Bölgemizdeki işgal girişimleri gittikçe derinleşiyor
Ortadoğu bölgesindeki büyük çapta karışıklık ve sınırların yeniden çizilme süreci hızla devam ediyor.
11 Eylül 2001 tarihindeki ikiz kulelere yapılan saldırı ile sürecin tetiği çekilmiştir. Aradan geçen bu kadar zaman dilimine rağmen hala saldırının sorumluları konusunda fikir birliği yoktur. Bu konuda çok farklı spekülasyonlar yapılmaktadır.
Oysa daha ilk andan itibaren bu saldırı eylemi, Müslümanlara mal edilmiş, fatura İslam coğrafyasına kesilmiştir.
Büyük Ortadoğu Projesi, Arap Baharı hep bu sürecin ürünleridir.
Netice olarak pek çok İslam ülkesi tarumar edilmiştir.
Bunun yanında Müslüman halklar birbirine düşürülmüş iç kargaşa, devletlerarası savaş, büyük göç dalgaları bunu takip etmiştir.

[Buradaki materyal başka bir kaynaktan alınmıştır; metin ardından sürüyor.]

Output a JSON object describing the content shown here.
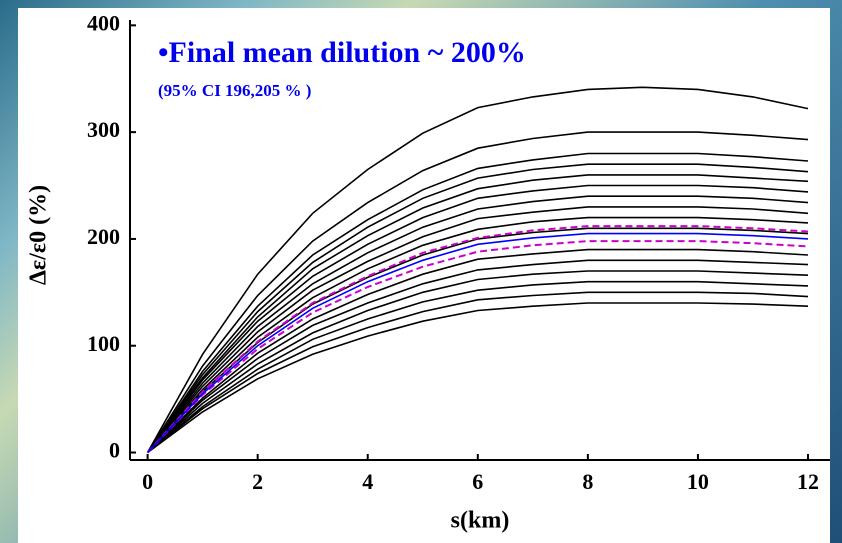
{
  "chart_data": {
    "type": "line",
    "title": "•Final mean dilution ~ 200%",
    "subtitle": "(95% CI 196,205 % )",
    "x_label": "s(km)",
    "y_label": "Δε/ε0 (%)",
    "x": [
      0,
      1,
      2,
      3,
      4,
      5,
      6,
      7,
      8,
      9,
      10,
      11,
      12
    ],
    "xlim": [
      -0.32,
      12.4
    ],
    "ylim": [
      -7,
      405
    ],
    "xticks": [
      0,
      2,
      4,
      6,
      8,
      10,
      12
    ],
    "yticks": [
      0,
      100,
      200,
      300,
      400
    ],
    "series": [
      {
        "color": "#000000",
        "values": [
          0,
          38,
          69,
          92,
          109,
          123,
          133,
          137,
          140,
          140,
          140,
          139,
          137
        ]
      },
      {
        "color": "#000000",
        "values": [
          0,
          41,
          74,
          99,
          117,
          132,
          143,
          147,
          150,
          150,
          150,
          149,
          146
        ]
      },
      {
        "color": "#000000",
        "values": [
          0,
          43,
          78,
          106,
          125,
          141,
          152,
          157,
          160,
          160,
          160,
          158,
          156
        ]
      },
      {
        "color": "#000000",
        "values": [
          0,
          46,
          83,
          112,
          133,
          150,
          162,
          167,
          170,
          170,
          170,
          168,
          166
        ]
      },
      {
        "color": "#000000",
        "values": [
          0,
          49,
          88,
          119,
          140,
          158,
          171,
          176,
          180,
          180,
          180,
          178,
          176
        ]
      },
      {
        "color": "#000000",
        "values": [
          0,
          51,
          93,
          125,
          148,
          167,
          181,
          186,
          190,
          190,
          190,
          188,
          185
        ]
      },
      {
        "color": "#000000",
        "values": [
          0,
          57,
          103,
          139,
          164,
          185,
          200,
          206,
          210,
          210,
          210,
          208,
          205
        ]
      },
      {
        "color": "#000000",
        "values": [
          0,
          59,
          108,
          145,
          172,
          194,
          209,
          216,
          220,
          220,
          220,
          218,
          215
        ]
      },
      {
        "color": "#000000",
        "values": [
          0,
          62,
          113,
          152,
          179,
          202,
          219,
          225,
          230,
          230,
          230,
          228,
          224
        ]
      },
      {
        "color": "#000000",
        "values": [
          0,
          65,
          118,
          158,
          187,
          211,
          228,
          235,
          240,
          240,
          240,
          238,
          234
        ]
      },
      {
        "color": "#000000",
        "values": [
          0,
          68,
          123,
          165,
          195,
          220,
          238,
          245,
          250,
          250,
          250,
          248,
          244
        ]
      },
      {
        "color": "#000000",
        "values": [
          0,
          70,
          127,
          172,
          203,
          229,
          247,
          255,
          260,
          260,
          260,
          257,
          254
        ]
      },
      {
        "color": "#000000",
        "values": [
          0,
          73,
          132,
          178,
          211,
          238,
          257,
          265,
          270,
          270,
          270,
          267,
          263
        ]
      },
      {
        "color": "#000000",
        "values": [
          0,
          76,
          137,
          185,
          218,
          246,
          266,
          274,
          280,
          280,
          280,
          277,
          273
        ]
      },
      {
        "color": "#000000",
        "values": [
          0,
          81,
          147,
          198,
          234,
          264,
          285,
          294,
          300,
          300,
          300,
          297,
          293
        ]
      },
      {
        "color": "#000000",
        "values": [
          0,
          92,
          167,
          224,
          265,
          299,
          323,
          333,
          340,
          342,
          340,
          333,
          322
        ]
      },
      {
        "color": "#cc00cc",
        "dashed": true,
        "values": [
          0,
          54,
          97,
          131,
          155,
          174,
          188,
          194,
          198,
          198,
          198,
          196,
          193
        ]
      },
      {
        "color": "#cc00cc",
        "dashed": true,
        "values": [
          0,
          57,
          104,
          140,
          165,
          187,
          201,
          208,
          212,
          212,
          212,
          210,
          207
        ]
      },
      {
        "color": "#0000ff",
        "values": [
          0,
          55,
          100,
          135,
          160,
          180,
          195,
          201,
          205,
          205,
          205,
          203,
          200
        ]
      }
    ]
  }
}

Silah üreticisi ülkeler, yaşananları fırsata çevirerek ciddi miktarda üretim ve ticaret yapmışlardır.
Vatandaşının temel ihtiyaçlarından feragat eden ülkeler ise savunma adına yatırımlara girişmiş ve bağımlılık katsayılarını daha da arttırmışlardır.
Mezhep çatışması körükleniyor
Coğrafyamızdaki tansiyonu arttıran girişimlerden birisi de Yemen'e Suudi Arabistan'ın öncülüğünde yapılan saldırılardır. 10 Arap ülkesinin katılımıyla düzenlenen operasyonlar, 2015 yılından beri devam etmektedir.
Mezhep çatışmasını körüklemek isteyen güçlerin organize ettiği saldırı, her an boyutunu arttırmak için manevra yapmaktadır.
Yapılmak istenen Alevi, Şii, Sünni mezhep çatışmasını kişisel plandan, ülkeler çapına bütün coğrafyaya yaymaktır.
Suudi Arabistan'daki Aramco petrol tesislerinin bombalanmasını bu şekilde okumak gerekir.
Azalan petrol üretimi ve artan fiyatlar dünyada rahatsızlık oluşturmuştur. ABD'den gelen açıklamalar bu saldırının İran'a savaş açma gerekçesi olabileceği şeklindedir.
Ancak İran güçlü savunma sanayine sahip olduğu için ABD doğrudan cesaret edememektedir. Kendi adına vekâlet savaş görevini Suudi Arabistan'a vermek istemektedir.
Beri taraftan ABD'nin Suriye'nin kuzeyine yaptığı silah ve mühimmat desteğini yorumlamak gerekir.
Bir kere o kadar yığınak ve teknolojiyi kullanacak kadar PYD'li bile yoktur. Suriye Demokratik Güçlerine destek adı altında güya bölge halkının yanında yer alıyorlar. Oysa bu destek değil köstektir, Yahudilerin Arz-ı Mev'ud idealleri için bu insanlar basamak olarak kullanılmak istenmektedir.
Üzücü olan, gün gibi açık bu gelişmeler dikkatlerden kaçırılmaya çalışılmaktadır. Yöneticilerin çözüm adına yaptıkları, hazmettirme eyleminden öteye geçememektedir.